Esse estado imerso na realidade do jogo em que o mundo real se torna irrelevante é chamado “estado de fluxo”. Eu chamaria por outro nome – engajamento.
“Peraí, disse engajamento?”, você deve estar pensando. Essa não é uma das palavras mais cobiçadas de um mundo em que as marcas enfrentam cada vez mais concorrência? É ela mesma.
Parece que os jogos já resolveram há muito tempo a questão de engajamento do consumidor, tanto que os advergames já são realidade há muito tempo. Ou então, marcas anunciando dentro de jogos, como Fifa.
Se os jogos geram engajamento, ao invés de levarmos nossas marcas do mundo real para dentro dos jogos, por que não trazer o jogo para o mundo real em que estão nossas marcas? Essa é a pergunta que muitos norte-americanos estão se fazendo, alimentando uma tendência chamada “gamificação”. Um dos poucos nomes referência nesse assunto é Gabe Zichermann.
Segundo palestra ministrada por ele no TedX em Bruxelas, “70% das aplicações das 2 mil maiores empresas do mundo serão gamificadas até 2015″. A Gartner prevê que 50% dos seus processos de inovação serão também eles gamificados.
A palavra me foi apresentada em uma agradável conversa com o amigo Israel Necaxe – gamificação. O que é um processo gamificado, afinal? Levar para rotinas comuns do dia a dia os conceitos de games, como recompensas por ações, diversos níveis a serem explorados (tome como exemplo os badges do Foursquare), colaboração, ranking board e muitos outros.
Por outro lado, adesão a games é algo muito fácil à natureza humana, uma vez que eles permitem várias chances de vencer em um mundo em que tudo é possível e, principalmente, começar de novo. Algo que não é possível, mas desejado, na “first life“.

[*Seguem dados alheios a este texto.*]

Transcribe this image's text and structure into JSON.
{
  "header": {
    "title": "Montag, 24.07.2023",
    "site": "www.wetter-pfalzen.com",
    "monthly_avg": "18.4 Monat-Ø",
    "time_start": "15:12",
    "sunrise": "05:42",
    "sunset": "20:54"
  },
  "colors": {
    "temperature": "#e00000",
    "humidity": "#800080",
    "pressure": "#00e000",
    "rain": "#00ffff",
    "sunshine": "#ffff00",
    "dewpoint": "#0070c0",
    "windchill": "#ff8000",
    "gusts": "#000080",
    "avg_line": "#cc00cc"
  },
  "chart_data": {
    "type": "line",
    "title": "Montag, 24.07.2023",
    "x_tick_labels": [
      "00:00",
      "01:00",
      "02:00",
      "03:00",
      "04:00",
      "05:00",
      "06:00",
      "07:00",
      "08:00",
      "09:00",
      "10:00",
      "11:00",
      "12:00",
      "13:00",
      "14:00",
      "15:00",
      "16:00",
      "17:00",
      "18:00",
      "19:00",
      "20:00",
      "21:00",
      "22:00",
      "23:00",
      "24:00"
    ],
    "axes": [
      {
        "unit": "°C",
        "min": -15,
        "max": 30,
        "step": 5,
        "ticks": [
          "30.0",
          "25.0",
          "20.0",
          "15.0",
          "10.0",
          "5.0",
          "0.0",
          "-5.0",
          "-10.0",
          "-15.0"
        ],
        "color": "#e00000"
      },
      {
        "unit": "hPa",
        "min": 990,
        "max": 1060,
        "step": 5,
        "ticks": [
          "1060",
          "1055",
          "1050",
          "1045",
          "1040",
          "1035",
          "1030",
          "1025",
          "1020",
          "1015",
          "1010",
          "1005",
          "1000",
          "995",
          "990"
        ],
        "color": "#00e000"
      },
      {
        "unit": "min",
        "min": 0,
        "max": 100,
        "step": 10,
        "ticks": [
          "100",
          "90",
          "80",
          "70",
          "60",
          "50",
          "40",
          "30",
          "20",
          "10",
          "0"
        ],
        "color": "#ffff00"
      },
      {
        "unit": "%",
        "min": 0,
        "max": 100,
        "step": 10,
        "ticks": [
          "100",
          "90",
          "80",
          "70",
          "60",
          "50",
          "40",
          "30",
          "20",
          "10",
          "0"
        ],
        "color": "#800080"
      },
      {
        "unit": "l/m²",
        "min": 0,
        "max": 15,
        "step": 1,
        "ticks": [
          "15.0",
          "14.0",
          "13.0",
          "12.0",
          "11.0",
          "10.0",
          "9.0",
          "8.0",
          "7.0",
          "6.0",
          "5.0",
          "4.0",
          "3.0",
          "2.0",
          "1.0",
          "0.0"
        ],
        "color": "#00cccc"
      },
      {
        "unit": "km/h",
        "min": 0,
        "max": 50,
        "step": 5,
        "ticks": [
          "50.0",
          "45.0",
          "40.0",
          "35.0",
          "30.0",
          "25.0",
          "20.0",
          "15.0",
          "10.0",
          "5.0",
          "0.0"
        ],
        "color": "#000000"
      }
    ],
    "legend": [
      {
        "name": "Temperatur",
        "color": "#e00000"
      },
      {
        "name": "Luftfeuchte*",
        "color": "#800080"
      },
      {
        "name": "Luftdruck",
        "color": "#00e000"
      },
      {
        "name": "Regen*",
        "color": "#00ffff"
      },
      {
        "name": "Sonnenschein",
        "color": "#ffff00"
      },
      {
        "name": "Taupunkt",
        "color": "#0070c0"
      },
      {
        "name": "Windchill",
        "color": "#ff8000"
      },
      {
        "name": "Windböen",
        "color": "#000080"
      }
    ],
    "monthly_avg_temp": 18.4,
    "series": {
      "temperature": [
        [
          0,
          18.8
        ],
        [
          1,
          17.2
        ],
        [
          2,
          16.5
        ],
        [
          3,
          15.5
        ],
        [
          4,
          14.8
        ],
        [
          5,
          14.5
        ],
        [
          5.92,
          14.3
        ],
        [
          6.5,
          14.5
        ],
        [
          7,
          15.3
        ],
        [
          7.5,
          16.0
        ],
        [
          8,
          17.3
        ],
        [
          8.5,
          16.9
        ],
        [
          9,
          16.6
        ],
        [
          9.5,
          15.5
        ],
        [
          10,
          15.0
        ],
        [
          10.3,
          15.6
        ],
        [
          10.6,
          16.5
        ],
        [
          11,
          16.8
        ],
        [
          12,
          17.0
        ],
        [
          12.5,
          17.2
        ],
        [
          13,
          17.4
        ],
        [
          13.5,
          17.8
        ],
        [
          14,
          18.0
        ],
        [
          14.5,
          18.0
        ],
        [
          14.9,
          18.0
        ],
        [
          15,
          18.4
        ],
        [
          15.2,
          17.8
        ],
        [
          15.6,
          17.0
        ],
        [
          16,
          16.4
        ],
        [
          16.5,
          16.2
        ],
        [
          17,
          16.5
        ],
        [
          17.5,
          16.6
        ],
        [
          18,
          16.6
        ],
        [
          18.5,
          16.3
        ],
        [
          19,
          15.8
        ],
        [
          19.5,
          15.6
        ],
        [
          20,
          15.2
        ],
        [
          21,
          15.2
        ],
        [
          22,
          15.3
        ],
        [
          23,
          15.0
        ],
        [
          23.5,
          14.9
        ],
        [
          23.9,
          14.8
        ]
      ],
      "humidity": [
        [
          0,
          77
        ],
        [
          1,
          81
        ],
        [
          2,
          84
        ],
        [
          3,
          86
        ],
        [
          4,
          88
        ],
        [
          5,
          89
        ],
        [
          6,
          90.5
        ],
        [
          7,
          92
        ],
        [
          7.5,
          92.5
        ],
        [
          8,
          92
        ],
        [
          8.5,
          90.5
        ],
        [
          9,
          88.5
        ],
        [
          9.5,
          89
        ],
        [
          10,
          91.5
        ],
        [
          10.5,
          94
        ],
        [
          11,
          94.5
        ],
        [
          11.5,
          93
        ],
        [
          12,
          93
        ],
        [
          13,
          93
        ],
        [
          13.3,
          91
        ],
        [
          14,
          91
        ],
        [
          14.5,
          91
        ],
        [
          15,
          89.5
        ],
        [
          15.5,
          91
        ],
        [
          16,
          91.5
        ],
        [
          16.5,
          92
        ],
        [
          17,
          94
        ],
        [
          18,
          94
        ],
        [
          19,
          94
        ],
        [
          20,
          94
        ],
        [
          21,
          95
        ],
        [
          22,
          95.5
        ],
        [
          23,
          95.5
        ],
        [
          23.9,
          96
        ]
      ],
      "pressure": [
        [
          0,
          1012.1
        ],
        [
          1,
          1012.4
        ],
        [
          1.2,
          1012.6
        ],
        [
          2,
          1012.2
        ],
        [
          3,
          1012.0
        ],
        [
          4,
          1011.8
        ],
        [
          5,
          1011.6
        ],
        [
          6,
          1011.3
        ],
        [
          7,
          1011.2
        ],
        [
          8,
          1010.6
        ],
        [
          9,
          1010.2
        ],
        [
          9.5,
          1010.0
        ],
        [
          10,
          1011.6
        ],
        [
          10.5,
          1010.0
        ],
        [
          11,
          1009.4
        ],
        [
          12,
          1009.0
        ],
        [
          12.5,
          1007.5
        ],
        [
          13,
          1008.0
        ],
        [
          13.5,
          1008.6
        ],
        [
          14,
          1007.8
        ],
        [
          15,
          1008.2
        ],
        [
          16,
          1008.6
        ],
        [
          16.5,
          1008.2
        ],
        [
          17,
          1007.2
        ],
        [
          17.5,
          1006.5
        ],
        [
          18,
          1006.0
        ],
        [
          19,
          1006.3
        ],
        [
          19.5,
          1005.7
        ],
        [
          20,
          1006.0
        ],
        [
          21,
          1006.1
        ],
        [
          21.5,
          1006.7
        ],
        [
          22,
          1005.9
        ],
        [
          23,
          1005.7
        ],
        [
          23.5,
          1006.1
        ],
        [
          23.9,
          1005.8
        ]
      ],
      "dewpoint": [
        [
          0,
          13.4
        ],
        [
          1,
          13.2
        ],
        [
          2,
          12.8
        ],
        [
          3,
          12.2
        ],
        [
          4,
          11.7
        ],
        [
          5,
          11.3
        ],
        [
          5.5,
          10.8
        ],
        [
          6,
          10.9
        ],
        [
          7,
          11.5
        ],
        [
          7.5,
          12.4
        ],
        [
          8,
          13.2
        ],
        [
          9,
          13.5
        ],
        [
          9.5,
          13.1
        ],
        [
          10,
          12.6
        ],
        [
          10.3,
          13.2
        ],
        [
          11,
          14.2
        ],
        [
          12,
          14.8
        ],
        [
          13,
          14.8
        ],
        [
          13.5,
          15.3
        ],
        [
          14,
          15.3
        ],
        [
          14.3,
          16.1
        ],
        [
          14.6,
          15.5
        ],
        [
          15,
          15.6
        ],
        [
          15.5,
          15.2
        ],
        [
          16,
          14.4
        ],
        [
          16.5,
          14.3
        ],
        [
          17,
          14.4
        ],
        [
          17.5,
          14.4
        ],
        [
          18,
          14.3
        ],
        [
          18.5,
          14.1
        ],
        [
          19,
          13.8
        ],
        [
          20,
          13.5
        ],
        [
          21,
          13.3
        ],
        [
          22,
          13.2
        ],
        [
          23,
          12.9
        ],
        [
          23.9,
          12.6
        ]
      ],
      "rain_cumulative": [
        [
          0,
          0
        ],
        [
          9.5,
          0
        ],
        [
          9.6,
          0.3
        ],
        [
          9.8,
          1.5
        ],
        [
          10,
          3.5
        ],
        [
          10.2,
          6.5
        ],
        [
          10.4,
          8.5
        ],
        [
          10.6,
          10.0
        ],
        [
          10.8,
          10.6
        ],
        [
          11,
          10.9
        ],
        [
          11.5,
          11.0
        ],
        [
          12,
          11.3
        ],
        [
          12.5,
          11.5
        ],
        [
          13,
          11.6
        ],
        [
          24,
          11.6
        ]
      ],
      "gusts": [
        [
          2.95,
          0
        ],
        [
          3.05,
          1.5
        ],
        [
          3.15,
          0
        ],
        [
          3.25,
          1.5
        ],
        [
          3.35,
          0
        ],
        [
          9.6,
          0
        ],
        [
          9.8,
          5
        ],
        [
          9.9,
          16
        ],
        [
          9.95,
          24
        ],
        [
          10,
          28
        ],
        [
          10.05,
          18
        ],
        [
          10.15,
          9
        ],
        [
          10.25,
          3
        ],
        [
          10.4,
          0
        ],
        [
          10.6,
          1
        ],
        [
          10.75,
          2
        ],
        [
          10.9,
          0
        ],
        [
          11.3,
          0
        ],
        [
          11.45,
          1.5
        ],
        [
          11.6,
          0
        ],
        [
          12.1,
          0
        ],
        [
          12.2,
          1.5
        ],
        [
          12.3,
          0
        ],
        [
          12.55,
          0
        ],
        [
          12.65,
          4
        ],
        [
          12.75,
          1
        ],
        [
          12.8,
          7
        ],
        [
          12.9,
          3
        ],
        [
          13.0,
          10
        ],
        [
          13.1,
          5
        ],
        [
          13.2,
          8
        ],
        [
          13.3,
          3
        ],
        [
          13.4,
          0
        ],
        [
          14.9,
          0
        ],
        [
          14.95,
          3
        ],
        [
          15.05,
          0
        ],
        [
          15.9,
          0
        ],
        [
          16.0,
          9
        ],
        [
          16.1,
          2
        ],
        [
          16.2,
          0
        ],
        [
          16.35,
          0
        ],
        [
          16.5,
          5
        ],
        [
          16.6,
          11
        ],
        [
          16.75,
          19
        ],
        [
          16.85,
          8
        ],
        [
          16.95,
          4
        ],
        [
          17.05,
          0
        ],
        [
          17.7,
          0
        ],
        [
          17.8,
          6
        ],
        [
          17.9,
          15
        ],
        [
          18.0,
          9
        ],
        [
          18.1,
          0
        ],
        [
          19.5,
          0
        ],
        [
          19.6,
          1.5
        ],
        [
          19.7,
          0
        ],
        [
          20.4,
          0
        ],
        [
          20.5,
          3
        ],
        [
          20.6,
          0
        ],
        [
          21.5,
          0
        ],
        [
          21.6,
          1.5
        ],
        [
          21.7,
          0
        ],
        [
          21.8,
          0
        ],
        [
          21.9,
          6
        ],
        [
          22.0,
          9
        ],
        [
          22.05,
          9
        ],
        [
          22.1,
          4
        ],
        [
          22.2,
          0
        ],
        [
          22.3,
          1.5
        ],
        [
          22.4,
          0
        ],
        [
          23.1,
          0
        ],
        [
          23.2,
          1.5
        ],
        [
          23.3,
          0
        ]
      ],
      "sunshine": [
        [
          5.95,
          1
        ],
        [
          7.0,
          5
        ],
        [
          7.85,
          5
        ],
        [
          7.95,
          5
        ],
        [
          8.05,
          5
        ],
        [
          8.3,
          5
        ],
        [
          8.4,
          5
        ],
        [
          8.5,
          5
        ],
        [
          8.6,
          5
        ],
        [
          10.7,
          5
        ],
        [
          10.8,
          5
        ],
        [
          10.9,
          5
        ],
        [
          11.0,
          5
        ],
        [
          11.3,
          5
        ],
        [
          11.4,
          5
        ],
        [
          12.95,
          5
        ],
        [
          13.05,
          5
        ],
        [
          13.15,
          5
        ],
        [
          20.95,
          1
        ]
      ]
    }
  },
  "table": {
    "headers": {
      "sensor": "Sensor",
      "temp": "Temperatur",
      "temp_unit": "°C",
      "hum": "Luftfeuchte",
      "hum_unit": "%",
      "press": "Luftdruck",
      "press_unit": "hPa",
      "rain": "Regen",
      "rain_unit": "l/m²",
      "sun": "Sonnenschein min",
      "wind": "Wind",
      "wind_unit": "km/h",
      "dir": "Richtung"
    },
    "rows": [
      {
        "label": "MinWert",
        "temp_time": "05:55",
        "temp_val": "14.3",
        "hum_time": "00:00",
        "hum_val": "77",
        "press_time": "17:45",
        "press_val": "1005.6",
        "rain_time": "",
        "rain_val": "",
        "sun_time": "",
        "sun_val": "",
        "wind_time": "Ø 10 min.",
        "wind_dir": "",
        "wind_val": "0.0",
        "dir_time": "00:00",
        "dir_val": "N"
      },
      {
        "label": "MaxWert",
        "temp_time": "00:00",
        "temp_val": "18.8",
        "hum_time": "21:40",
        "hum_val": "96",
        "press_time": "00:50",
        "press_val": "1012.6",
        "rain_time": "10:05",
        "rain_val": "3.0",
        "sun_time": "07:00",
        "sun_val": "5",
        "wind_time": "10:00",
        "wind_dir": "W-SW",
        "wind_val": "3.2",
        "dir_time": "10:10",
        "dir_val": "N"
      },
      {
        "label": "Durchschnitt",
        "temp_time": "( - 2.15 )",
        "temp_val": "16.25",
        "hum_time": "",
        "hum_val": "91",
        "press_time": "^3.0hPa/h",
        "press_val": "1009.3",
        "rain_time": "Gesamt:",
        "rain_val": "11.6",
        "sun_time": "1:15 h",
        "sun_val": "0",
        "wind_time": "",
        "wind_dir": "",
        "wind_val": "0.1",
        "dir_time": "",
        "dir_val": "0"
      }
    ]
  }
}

Os games atuam no cerne da teoria de Maslow. As duas grandes molas que movem o ser humano são o medo e o prazer. A punição por não ter feito, prática comum em empresas de todos os tipos, trabalha no campo da punição. A recompensa por ter feito, no universo gamificado.
A gamificação não atua no “fun” puro e simples, mas no aumento de prazer e engajamento em tarefas cotidianas, aqueles serviços naturalmente chatos e de difícil adoção. O universo dos games baseados em puramente em diversão é apenas o início de tudo isso. A gamificação irá invadir o mundo inclusive de quem diz coisas do tipo “não tenho paciência para jogos. Isso é coisa de criança ou de quem não tem o que fazer”. Não se engane, você também será gamificado em pouco tempo.
O fato de termos uma geração que cresceu em meio à explosão de games entre as décadas de 70 e 80, a geração XY – o maior grupo etário do país, entre 20 e 40 anos hoje – altera de maneira significativa a estratégia das empresas que necessitam gerar engajamento de seu público-alvo. O processo de gamificação atua em um universo de prazer aprendido pelos jogos ao longo de décadas.
Professores têm usado processos gamificados de aprendizado em sala de aula para aumentar a atenção dos alunos – lembre-se que vivemos em uma época de crise de atenção, gerando menor recall de marca devido à quantidade abissal de estímulos.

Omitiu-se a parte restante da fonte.